13 October 2012

Special Edition: Humility in Our Nation's Capital

From the land of misleading titles I bring you this:



The St. Louis Cardinals have just had another amazing comeback victory to put themselves in the National League (ie "Real Baseball") Championship Series against the San Francisco Giants.  To reach this point, the Cardinals had to beat the Washington Nationals who were playing on their own home turf of National Stadium just down the street from the US Capital building.  It was not easy.  The Cardinals went into the 9th inning down by two runs.  In the end, the Cardinals rallied to win 9-7.

The significance of the game for this blog focuses on an earlier stage, however.  Adam Wainwright, starting pitcher for the Cardinals and previous hero of St. Louis World Series victories as a closer, did not have a good game.  He gave up three runs in the 1st inning and was pulled from the game after giving up three more in the 3rd with only one out. Things looked bad. 

Then came a turning point and the Cardinals began to rally.

St. Louis manager Mike Matheny pointed to one little-noticed factor as the key to winning the game:  "There was a voice. It was a Carp. It was Waino [the above-mentioned Wainwright] getting back out there. He could have hung his head but he came back out there. That dugout was on fire." Wainwright stayed engaged.  Every kid who has an interest in baseball imagines being the starting pitcher in that final game, holding everything on the line for the team.  They do not imagine leaving the game after 2 and 1/3 innings after giving their team a six-run deficit.

What is our reaction to failure?  Of course it isn't OK to fail at important things in life.  However, we still have to strive to be successful at the next opportunity.  Unfortunately, the next opportunity sometimes doesn't come in this life.  Some things we do have permanent consequences.  Adam Wainwright was never getting back into Game 5 to show he could make up for his mistakes.  All he could do was to suck up his pride as the would-be hero and stay engaged with his team.  He chose to cheer on his teammates instead of wallowing in his personal failures.  In the end, he was able to celebrate along with everyone else because his humility reminded him of being part of the team.  Their victory was his victory. 

In the same way, we Christians, when we have the gift of humility, watch the struggles of Christ to right our wrongs.  He carries the cross because he alone is capable.  If we stay engaged in the process, leaving our pride aside, we too can share in Christ's victory.

09 October 2012

Marriage and the Lessons of Humility


It is almost impossible to criticize the modern attitude toward marriage in an original way.  Having noticed the "new normal" of a massive divorce rate, we have reacted along two general routes:  1) accept that marriage is no longer a sacred institution and just feel our way through, even if this process involves massive changes in our understanding of what marriage is and we lose what familial and social cohesion we still have along the way, and 2) fight to put the genie back in the bottle, so to speak, by demanding that a society that has lost its grip on the concept of "truth" go back to living like past generations anyway.

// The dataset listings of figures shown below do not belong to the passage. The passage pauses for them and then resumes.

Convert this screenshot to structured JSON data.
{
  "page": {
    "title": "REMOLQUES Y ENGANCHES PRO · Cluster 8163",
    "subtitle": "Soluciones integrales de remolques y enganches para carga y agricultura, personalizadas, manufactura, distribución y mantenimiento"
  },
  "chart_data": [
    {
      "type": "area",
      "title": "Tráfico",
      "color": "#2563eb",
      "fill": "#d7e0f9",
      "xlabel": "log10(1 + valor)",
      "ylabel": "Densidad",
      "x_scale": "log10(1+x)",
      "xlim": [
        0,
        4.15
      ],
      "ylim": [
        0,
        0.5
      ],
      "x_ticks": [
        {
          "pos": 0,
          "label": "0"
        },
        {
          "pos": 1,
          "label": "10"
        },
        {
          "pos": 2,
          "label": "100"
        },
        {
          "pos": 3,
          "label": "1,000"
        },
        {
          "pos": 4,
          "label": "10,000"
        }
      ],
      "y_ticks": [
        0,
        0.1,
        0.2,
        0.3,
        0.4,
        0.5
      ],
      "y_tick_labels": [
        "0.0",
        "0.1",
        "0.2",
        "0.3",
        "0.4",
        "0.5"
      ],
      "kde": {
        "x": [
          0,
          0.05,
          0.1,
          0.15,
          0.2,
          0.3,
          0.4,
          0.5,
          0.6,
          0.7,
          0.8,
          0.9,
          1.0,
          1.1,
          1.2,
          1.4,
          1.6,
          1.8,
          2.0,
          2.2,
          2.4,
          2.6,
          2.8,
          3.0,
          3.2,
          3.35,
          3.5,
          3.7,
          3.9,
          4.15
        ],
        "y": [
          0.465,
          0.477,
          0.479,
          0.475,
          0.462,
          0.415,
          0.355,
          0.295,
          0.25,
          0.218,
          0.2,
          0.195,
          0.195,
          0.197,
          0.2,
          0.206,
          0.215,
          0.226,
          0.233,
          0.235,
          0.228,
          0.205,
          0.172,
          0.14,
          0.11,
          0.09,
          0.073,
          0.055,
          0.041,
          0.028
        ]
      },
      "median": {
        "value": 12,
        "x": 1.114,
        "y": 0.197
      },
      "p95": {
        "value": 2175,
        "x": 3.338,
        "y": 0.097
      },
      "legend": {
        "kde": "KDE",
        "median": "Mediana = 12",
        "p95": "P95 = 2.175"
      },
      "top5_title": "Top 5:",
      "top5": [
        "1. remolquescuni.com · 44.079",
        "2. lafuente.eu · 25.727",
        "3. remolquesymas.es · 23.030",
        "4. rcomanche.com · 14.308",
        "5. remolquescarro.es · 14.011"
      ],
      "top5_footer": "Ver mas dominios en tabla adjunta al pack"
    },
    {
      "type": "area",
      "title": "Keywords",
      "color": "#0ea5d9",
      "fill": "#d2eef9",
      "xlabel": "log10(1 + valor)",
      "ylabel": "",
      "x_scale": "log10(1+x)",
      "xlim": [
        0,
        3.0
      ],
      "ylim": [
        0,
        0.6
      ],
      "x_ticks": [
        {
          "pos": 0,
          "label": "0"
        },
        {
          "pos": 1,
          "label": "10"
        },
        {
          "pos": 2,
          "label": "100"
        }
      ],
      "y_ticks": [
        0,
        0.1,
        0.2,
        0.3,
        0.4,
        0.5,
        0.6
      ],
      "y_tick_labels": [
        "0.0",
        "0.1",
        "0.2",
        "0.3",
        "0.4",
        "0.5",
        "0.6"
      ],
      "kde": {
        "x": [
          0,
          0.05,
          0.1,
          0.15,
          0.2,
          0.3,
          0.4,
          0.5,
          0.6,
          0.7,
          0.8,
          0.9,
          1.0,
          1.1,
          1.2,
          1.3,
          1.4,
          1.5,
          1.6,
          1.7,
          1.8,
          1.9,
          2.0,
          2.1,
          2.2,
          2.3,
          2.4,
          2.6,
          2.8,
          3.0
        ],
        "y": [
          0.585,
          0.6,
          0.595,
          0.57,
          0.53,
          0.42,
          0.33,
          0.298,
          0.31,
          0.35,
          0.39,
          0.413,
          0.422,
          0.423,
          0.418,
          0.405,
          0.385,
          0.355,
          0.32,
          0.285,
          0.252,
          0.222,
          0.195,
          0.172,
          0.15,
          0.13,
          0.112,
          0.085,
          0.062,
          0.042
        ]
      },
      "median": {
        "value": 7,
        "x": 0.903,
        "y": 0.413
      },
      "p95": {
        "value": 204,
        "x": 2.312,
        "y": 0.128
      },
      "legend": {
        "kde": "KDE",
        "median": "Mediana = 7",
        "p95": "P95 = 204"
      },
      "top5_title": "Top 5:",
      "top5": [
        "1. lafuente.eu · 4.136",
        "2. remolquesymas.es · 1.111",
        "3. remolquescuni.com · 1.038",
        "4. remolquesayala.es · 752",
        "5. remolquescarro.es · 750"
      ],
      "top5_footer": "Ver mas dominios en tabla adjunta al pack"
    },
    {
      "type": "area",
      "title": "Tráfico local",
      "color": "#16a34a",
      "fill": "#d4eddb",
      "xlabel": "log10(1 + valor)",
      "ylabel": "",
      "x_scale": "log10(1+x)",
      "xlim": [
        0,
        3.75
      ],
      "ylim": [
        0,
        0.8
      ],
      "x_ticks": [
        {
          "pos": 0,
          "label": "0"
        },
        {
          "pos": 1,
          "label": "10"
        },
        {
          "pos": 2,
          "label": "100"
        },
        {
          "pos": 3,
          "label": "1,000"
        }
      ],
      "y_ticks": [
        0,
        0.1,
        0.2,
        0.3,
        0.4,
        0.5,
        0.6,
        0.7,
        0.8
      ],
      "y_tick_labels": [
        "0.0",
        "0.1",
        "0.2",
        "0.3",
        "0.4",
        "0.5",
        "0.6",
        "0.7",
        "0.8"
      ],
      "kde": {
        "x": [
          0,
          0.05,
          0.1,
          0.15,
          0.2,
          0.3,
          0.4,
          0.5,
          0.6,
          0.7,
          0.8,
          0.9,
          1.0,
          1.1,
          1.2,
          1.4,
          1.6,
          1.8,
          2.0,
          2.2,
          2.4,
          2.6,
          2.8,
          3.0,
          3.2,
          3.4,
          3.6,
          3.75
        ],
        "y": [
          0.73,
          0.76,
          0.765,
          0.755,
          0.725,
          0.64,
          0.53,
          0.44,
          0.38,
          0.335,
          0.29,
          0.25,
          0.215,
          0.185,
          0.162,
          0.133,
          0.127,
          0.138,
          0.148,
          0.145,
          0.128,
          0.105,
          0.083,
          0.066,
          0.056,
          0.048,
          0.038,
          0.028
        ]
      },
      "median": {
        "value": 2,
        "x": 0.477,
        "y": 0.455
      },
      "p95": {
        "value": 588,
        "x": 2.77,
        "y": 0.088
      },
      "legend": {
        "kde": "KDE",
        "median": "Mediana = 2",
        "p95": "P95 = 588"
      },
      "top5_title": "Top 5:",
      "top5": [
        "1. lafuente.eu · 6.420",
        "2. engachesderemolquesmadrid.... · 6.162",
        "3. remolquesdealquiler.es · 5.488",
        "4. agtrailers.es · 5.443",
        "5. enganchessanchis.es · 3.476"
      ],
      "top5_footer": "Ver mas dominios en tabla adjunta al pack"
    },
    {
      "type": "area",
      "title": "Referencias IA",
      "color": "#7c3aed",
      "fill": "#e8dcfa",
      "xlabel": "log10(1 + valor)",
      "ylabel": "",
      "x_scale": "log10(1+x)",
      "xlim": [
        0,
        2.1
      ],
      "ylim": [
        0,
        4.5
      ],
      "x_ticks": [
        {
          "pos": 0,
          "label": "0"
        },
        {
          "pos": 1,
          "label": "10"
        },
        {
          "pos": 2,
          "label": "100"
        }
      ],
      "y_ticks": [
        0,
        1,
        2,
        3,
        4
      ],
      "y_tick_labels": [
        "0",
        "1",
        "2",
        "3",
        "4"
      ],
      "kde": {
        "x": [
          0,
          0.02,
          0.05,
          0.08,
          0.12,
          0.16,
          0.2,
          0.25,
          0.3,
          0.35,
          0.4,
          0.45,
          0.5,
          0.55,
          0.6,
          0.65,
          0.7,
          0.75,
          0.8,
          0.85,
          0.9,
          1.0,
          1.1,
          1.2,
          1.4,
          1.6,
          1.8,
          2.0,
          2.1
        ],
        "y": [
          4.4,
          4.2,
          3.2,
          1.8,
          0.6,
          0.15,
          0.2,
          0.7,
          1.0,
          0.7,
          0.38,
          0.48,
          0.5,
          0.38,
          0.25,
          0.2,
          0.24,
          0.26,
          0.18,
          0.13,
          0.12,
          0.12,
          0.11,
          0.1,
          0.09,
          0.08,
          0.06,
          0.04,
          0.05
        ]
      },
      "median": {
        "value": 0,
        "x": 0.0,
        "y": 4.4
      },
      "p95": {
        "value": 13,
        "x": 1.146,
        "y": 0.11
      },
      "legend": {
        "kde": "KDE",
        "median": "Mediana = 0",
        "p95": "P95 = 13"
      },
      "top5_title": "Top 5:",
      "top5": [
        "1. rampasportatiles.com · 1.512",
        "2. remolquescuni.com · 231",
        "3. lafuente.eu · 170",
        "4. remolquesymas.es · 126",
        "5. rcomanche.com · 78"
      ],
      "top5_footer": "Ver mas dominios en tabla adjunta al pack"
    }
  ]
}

As you can tell from the way I have described them, I find neither route completely acceptable.  If I have anything to add to the conversation about marriage (again, this point is not new or original) it is that we must look at marriage on an individual basis rather than as something to be controlled in sweeping demographic manipulations.  This is where the lessons of humility come in.  We must look at marriage as an element of our identity, just as humility requires us to embrace the painful truth that we must own our sins.

It is legitimate to practice within a marriage.  We learn to be better spouses partly by making mistakes.  My wife of just over two years and I (mostly me, I think) are constantly finding ourselves making decisions as if we were still single.  It is easy to, for example, make a purchasing decision that doesn't take the other person or the goals of the family into account.  It is easy to decide on a schedule for the day that takes the other person's assent for granted.  These are places where we know that we must better live up to our identity as married persons.  There is a distinction between this kind of practice and the idea that the entire marriage can be "practice."  If you make a wreck of your first marriage (or your spouse makes a wreck of it), you do not have the ability to call the whole thing "practice."  [please insert your own sports-related metaphor for this concept here]

In recent days I have heard about some extreme challenges in the marriages of some friends.  Quite frankly, my imagination recoils from some of the possibilities that can and do happen within marriages when one partner makes what seems to be the ultimate wrong choice.  Still, the fact remains that in a true marriage severance always does permanent damage to the partners.  Pope Benedict has recently commented, "Marriage, as a union of faithful and indissoluble love, is based upon the grace that comes from the triune God, who in Christ loved us with a faithful love, even to the Cross. . . Today we ought to grasp the full truth of this statement, in contrast to the painful reality of many marriages which, unhappily, end badly." As we are all made complete by the love Christ displayed for us on the cross--to the point we amend our identity and call ourselves "Christians"--we must also look on the love we promise to offer in marriage as demanding (at least potentially) as much from ourselves.  If we don't go to that cross, we will lose something of ourselves--something that cannot be replaced.